Further south on the High Street, past River Island, Thorntons and Baker's Oven, and you'll find the charity shops. Down to the end of the High Street, and it opens out into Saturday Market Place. Although not as nice for shopping, this square is home to Pizza Express, and a new rather classy-looking café/wine bar called Number 3 Saturday Market Place - rather appropriate when you consider its address.
And in the middle of all this - between the High Street and Railway Road - is the Vancouver Centre. This is Lynn's major 'new'5 shopping development. The idea is that more national chains will open shops in the Vancouver Centre's covered precincts, and existing shops which are currently further out will move in. At the time of writing, there is currently a large girder structure appearing on the construction site, and completion is planned for 2006.
Sport and Leisure
King's Lynn is home to King's Lynn FC - The Linnets - who currently play in the Dr Marten's Southern League Premier Division. The stadium is at The Walks, a large park just outside the town centre. Incidentally, the park itself was the centre of controversy in late 2004/early 2005, as plans were revealed to fell hundreds of very old trees around the park. This resulted in lots of angry letters to the local newspaper, Lynn News, as well as a protestor calling himself 'Tarzan' scaling one of the trees and refusing to come down. But now back to the sport.
Lynnsport is the town's sports centre, situated out to the east. With aerobics, squash, tennis, snooker and more available here, you can do almost anything except swimming; this is available at St James Swimming and Fitness Centre, which is closer to the town centre.
Gaywood (a suburb of Lynn) is home to Strikes, a ten-pin bowling complex, especially popular with students from the area's high schools and the nearby College of West Anglia.

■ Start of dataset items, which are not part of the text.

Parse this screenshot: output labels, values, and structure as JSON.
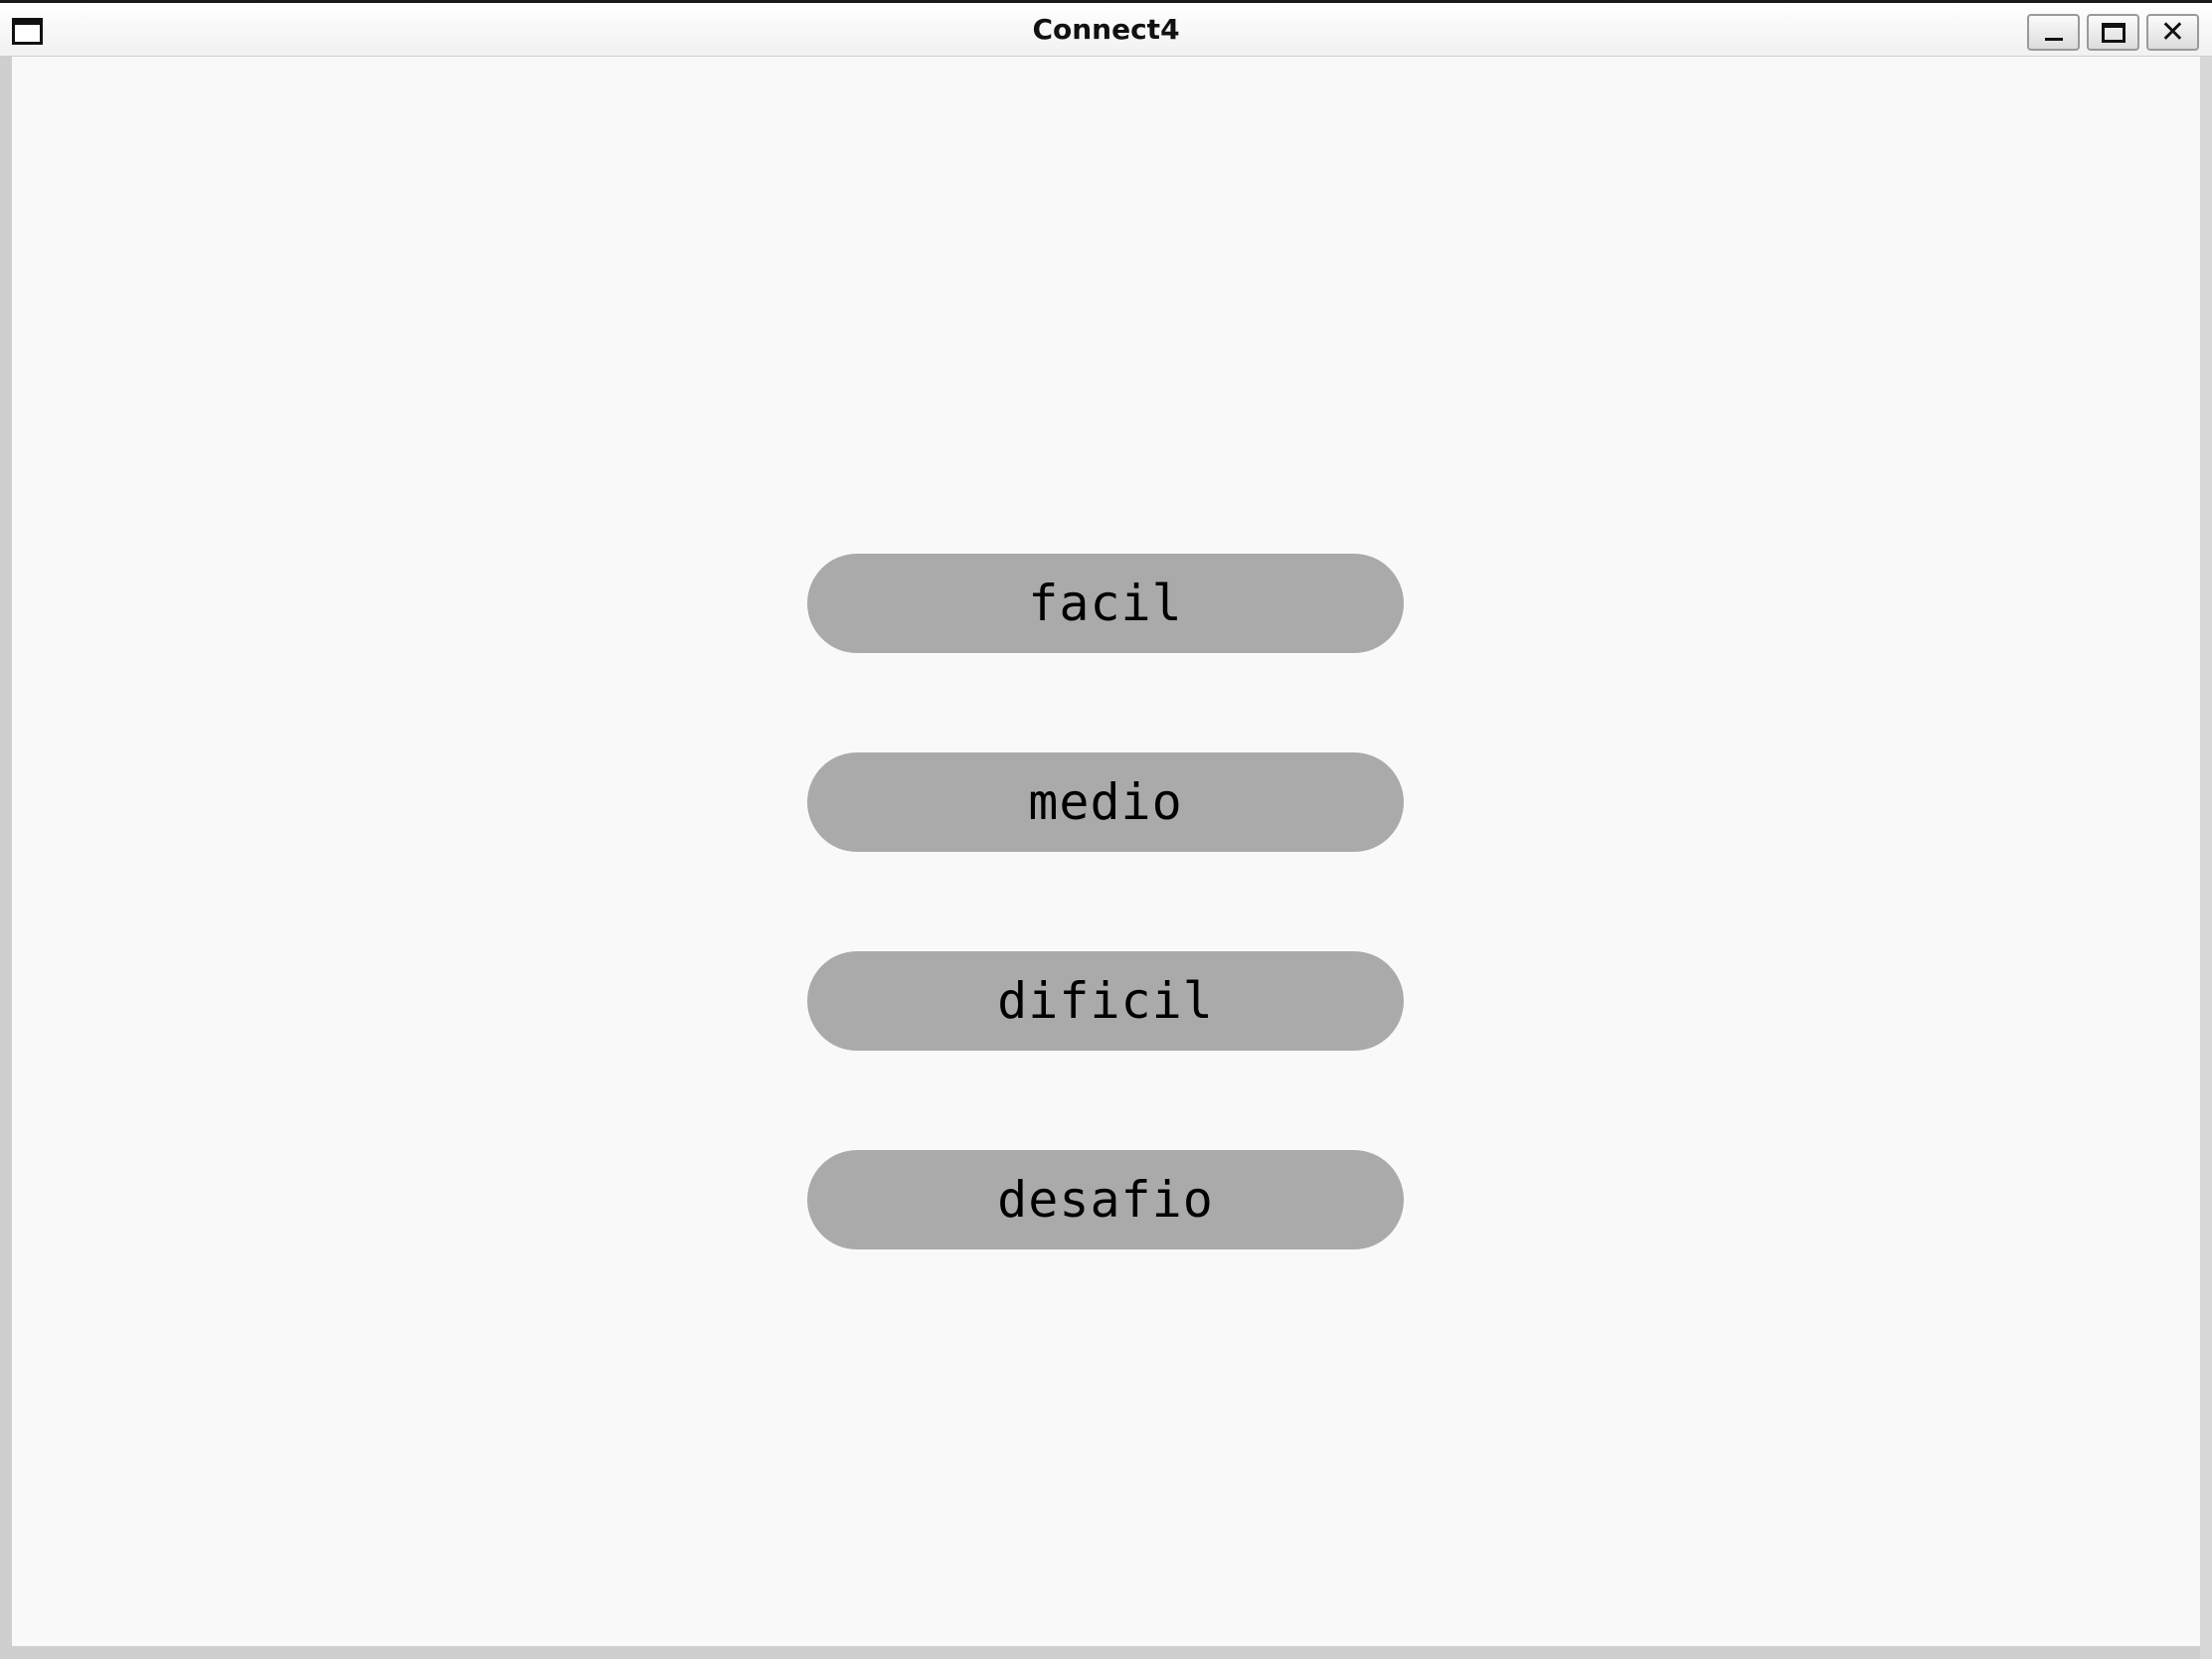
{
  "window": {
    "title": "Connect4",
    "controls": {
      "minimize_icon": "minimize-icon",
      "maximize_icon": "maximize-icon",
      "close_icon": "close-icon",
      "close_glyph": "✕"
    }
  },
  "menu": {
    "buttons": [
      {
        "label": "facil"
      },
      {
        "label": "medio"
      },
      {
        "label": "dificil"
      },
      {
        "label": "desafio"
      }
    ]
  },
  "colors": {
    "background": "#f9f9f9",
    "button_fill": "#aaaaaa",
    "text": "#000000"
  }
}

King's Lynn is even lucky enough to have the Norfolk Arena, home to speedway, stock cars, quad racing and caravan racing, as well as the occasional concert. The residents are made constantly aware of this, by means of the huge posters that are stuck all over the fronts of empty shops, and on large billboards on major routes out of town.
If, however, you prefer the quiet life, you can try the Corn Exchange Theatre in Tuesday Market Place, which has a full complement of plays, concerts and shows throughout the year. In addition, the Arts Centre in adjacent King Street has a smaller theatre and a cinema screen, with films showing on selected weekends. The Arts Centre is also home to Kult Theatre, the town's youth theatre group.
There is also a larger cinema, the Lynn Majestic, in the town centre, with three screens and films showing most days.
Bits and Pieces
The Queen Elizabeth Hospital is situated in Gaywood, ten minutes from the bus station.
The town library is situated just to the south of the centre: a purpose-built building, it has a wide range of books, videos, DVDs, internet access... in fact, everything you'd expect from a library.
The old part of town is also worth exploring. Situated right on the river, there is a myriad of narrow streets, cobbled alleys, and a heritage centre on the waterfront. Although there's not really anything else here of note (except, bizarrely, the magistrates' court) it's still a nice walk.
Every year, for two weeks in February, Tuesday Market Place becomes a funfair, with various rides, stalls and mobile shops. A Lynn tradition, 'The Mart' is very heavily anticipated by the town's younger population, although a spell of bad weather traditionally accompanies its arrival. Worth a look, even if might not be within everyone's budget.